The last advantage I'd like to mention is the revenue these new tags could bring the parks and wildlife departments. I'm not saying they need to charge more for these tags, but it would add tag numbers, which would in turn increase revenue. That revenue could in turn be used to relocate some of the animals, and build better habitats for them outside of the city limits.
Disadvantages of Urban Hunting
Obviously, hunting around a dense population of people can be a scary thing. I'm sure a lot of people think of urban hunting as a bunch of guys running around town with their guns, shooting any and all animals they can find. That's not true. However, the thought of using a gun or a bow in city limits does pose a possible threat. People have to take into consideration that accidents can and might happen. I believe that is the reason Colorado Springs tabled their discussion to allow urban hunting.
Who would get the tags? Would it just be the citizens of those specific towns? That causes a problem as well, especially for those hunters that would like to do some urban hunting in a specific town. For example, I'm not a resident of Colorado Springs, so if they did instate that law, I technically wouldn't be able to get one of those tags. I live extremely close to Colorado Springs though, and feel that I should.
The wildlife in Colorado Springs has played into the culture of the city. I have many employees that have moved to Colorado Springs because of the wildlife they see every day. It brings them joy to see these animals, and there is something special about being around them. Urban hunting would lower the population of these animals, and there would be many people disgruntled because they would no longer see them. There are very few "big cities" that still have an abundance of wildlife like Colorado Springs does. With it being a city of almost 500,000 people, most people are surprised by the number of animals they do see, and a lot of them love it!
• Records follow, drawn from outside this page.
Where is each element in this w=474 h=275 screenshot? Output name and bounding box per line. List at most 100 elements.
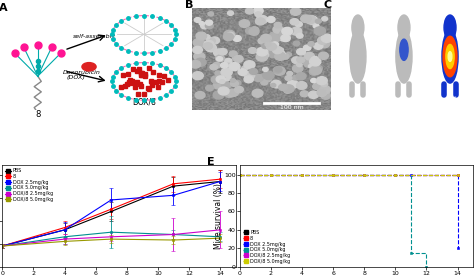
- Circle shape: [292, 65, 303, 72]
- Circle shape: [297, 57, 305, 63]
- Circle shape: [255, 12, 262, 17]
- Circle shape: [319, 86, 330, 94]
- Circle shape: [319, 39, 330, 48]
- Circle shape: [205, 44, 216, 52]
- Circle shape: [220, 63, 228, 68]
- Circle shape: [321, 92, 330, 99]
- Circle shape: [233, 35, 241, 42]
- Text: A: A: [0, 3, 7, 13]
- Circle shape: [223, 33, 234, 41]
- Circle shape: [398, 15, 410, 40]
- Circle shape: [225, 58, 232, 64]
- Circle shape: [250, 27, 259, 33]
- Circle shape: [307, 16, 316, 23]
- Text: DiR/8: DiR/8: [441, 95, 459, 106]
- Circle shape: [281, 35, 290, 42]
- Circle shape: [256, 15, 267, 24]
- Circle shape: [295, 21, 302, 27]
- Circle shape: [301, 15, 311, 23]
- Circle shape: [296, 33, 303, 38]
- Circle shape: [292, 57, 301, 64]
- Circle shape: [291, 8, 301, 15]
- Circle shape: [255, 18, 265, 25]
- Text: PBS: PBS: [352, 97, 364, 106]
- Circle shape: [291, 27, 302, 35]
- Circle shape: [314, 43, 323, 49]
- Circle shape: [287, 29, 293, 33]
- Circle shape: [216, 55, 225, 62]
- Circle shape: [210, 37, 219, 44]
- Circle shape: [297, 82, 307, 89]
- Circle shape: [199, 22, 204, 25]
- Circle shape: [254, 7, 263, 14]
- Circle shape: [266, 43, 276, 50]
- Circle shape: [192, 72, 203, 80]
- Circle shape: [275, 52, 286, 60]
- Circle shape: [310, 69, 318, 75]
- Circle shape: [244, 61, 255, 69]
- Circle shape: [256, 20, 261, 24]
- Circle shape: [261, 80, 268, 85]
- Text: B: B: [185, 0, 194, 10]
- Circle shape: [222, 82, 231, 89]
- Circle shape: [273, 82, 282, 88]
- Circle shape: [319, 52, 328, 59]
- Circle shape: [321, 34, 332, 42]
- Circle shape: [273, 67, 282, 73]
- Circle shape: [313, 84, 320, 89]
- Circle shape: [290, 19, 299, 25]
- Ellipse shape: [400, 39, 408, 60]
- Circle shape: [303, 45, 311, 51]
- Circle shape: [234, 80, 241, 85]
- Circle shape: [314, 83, 321, 87]
- Ellipse shape: [396, 30, 412, 83]
- Circle shape: [306, 16, 318, 24]
- Circle shape: [204, 35, 210, 39]
- Circle shape: [196, 32, 207, 40]
- Circle shape: [213, 62, 220, 68]
- Circle shape: [256, 48, 268, 56]
- Circle shape: [286, 53, 292, 57]
- Circle shape: [273, 26, 283, 33]
- Ellipse shape: [442, 30, 458, 83]
- Circle shape: [229, 62, 240, 71]
- Circle shape: [203, 43, 212, 50]
- Circle shape: [269, 34, 281, 42]
- Text: Doxorubicin: Doxorubicin: [63, 70, 100, 75]
- Circle shape: [234, 56, 243, 62]
- Circle shape: [264, 41, 273, 47]
- Circle shape: [195, 92, 205, 99]
- Circle shape: [292, 75, 299, 80]
- Circle shape: [280, 30, 291, 39]
- Text: DOX/8: DOX/8: [132, 97, 156, 106]
- Legend: PBS, 8, DOX 2.5mg/kg, DOX 5.0mg/kg, DOX/8 2.5mg/kg, DOX/8 5.0mg/kg: PBS, 8, DOX 2.5mg/kg, DOX 5.0mg/kg, DOX/…: [5, 168, 53, 202]
- Circle shape: [311, 78, 317, 83]
- Circle shape: [82, 63, 96, 71]
- Circle shape: [300, 91, 309, 97]
- Circle shape: [193, 46, 202, 53]
- Circle shape: [201, 23, 209, 29]
- Circle shape: [297, 62, 302, 67]
- Ellipse shape: [448, 52, 452, 61]
- Circle shape: [258, 38, 266, 44]
- Circle shape: [217, 72, 225, 78]
- Circle shape: [239, 20, 250, 28]
- Text: E: E: [207, 157, 215, 167]
- Circle shape: [193, 39, 205, 47]
- Circle shape: [313, 24, 319, 28]
- Circle shape: [304, 52, 314, 60]
- Circle shape: [256, 53, 268, 61]
- Circle shape: [285, 76, 292, 81]
- Text: self-assembly: self-assembly: [73, 34, 116, 38]
- Circle shape: [296, 73, 306, 80]
- Circle shape: [271, 80, 281, 88]
- Circle shape: [287, 80, 298, 88]
- Circle shape: [216, 76, 226, 83]
- Circle shape: [284, 87, 292, 93]
- Circle shape: [205, 23, 213, 29]
- Circle shape: [263, 71, 274, 79]
- Circle shape: [193, 75, 199, 79]
- Circle shape: [311, 57, 319, 63]
- Circle shape: [321, 82, 328, 87]
- Circle shape: [305, 16, 316, 24]
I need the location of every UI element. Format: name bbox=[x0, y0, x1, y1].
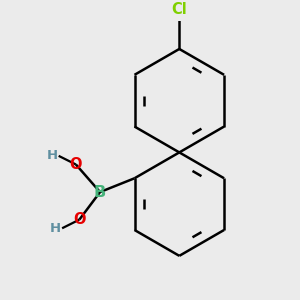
Text: O: O bbox=[73, 212, 86, 227]
Text: Cl: Cl bbox=[171, 2, 187, 17]
Text: H: H bbox=[47, 149, 58, 162]
Text: B: B bbox=[94, 184, 106, 200]
Text: H: H bbox=[50, 222, 61, 235]
Text: O: O bbox=[70, 157, 82, 172]
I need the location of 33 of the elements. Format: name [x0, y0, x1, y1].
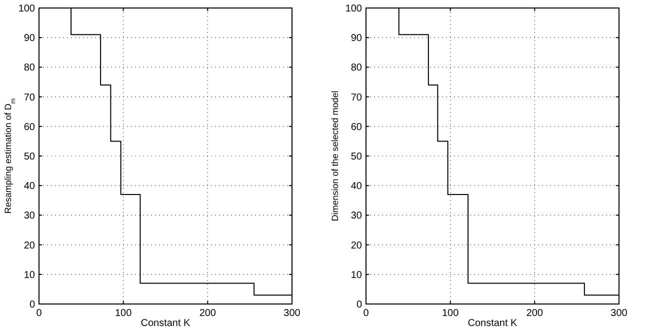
x-axis-title: Constant K: [140, 318, 191, 327]
x-tick-label: 300: [284, 308, 301, 319]
y-axis-title: Dimension of the selected model: [330, 90, 340, 222]
y-tick-label: 0: [29, 300, 36, 310]
x-axis-title: Constant K: [468, 318, 518, 327]
y-tick-label: 70: [350, 92, 362, 104]
x-tick-label: 300: [610, 308, 628, 319]
x-tick-label: 0: [36, 308, 42, 319]
y-tick-label: 10: [350, 270, 362, 281]
y-tick-label: 40: [24, 181, 36, 192]
y-tick-label: 70: [24, 92, 36, 104]
y-tick-label: 40: [350, 181, 362, 192]
y-tick-label: 80: [24, 62, 36, 74]
x-tick-label: 0: [363, 308, 370, 319]
y-tick-label: 60: [24, 122, 36, 133]
y-tick-label: 80: [350, 62, 362, 74]
y-tick-label: 30: [24, 210, 36, 222]
y-tick-label: 100: [345, 4, 362, 14]
y-tick-label: 50: [24, 152, 36, 162]
y-tick-label: 60: [350, 122, 362, 133]
y-tick-label: 20: [24, 240, 36, 252]
y-tick-label: 10: [24, 270, 36, 281]
x-tick-label: 100: [442, 308, 460, 319]
y-tick-label: 20: [350, 240, 362, 252]
y-tick-label: 0: [356, 300, 362, 310]
y-tick-label: 50: [350, 152, 362, 162]
x-tick-label: 200: [526, 308, 544, 319]
y-tick-label: 90: [24, 33, 36, 44]
y-tick-label: 100: [18, 4, 36, 14]
y-tick-label: 30: [350, 210, 362, 222]
x-tick-label: 200: [199, 308, 216, 319]
x-tick-label: 100: [114, 308, 132, 319]
y-tick-label: 90: [350, 33, 362, 44]
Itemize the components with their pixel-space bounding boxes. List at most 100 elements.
I'm not sure I could hunt an animal within city limits. Due to the way I was raised and taught how to hunt, I think it would be too difficult for me to change, but I think there is a place for it. I know there are several places in the eastern U.S. and in the midwest where urban hunting is allowed, and from what I've read, it is a positive thing. For us western hunters, it would be a foreign adventure, but something that could have a lot of advantages.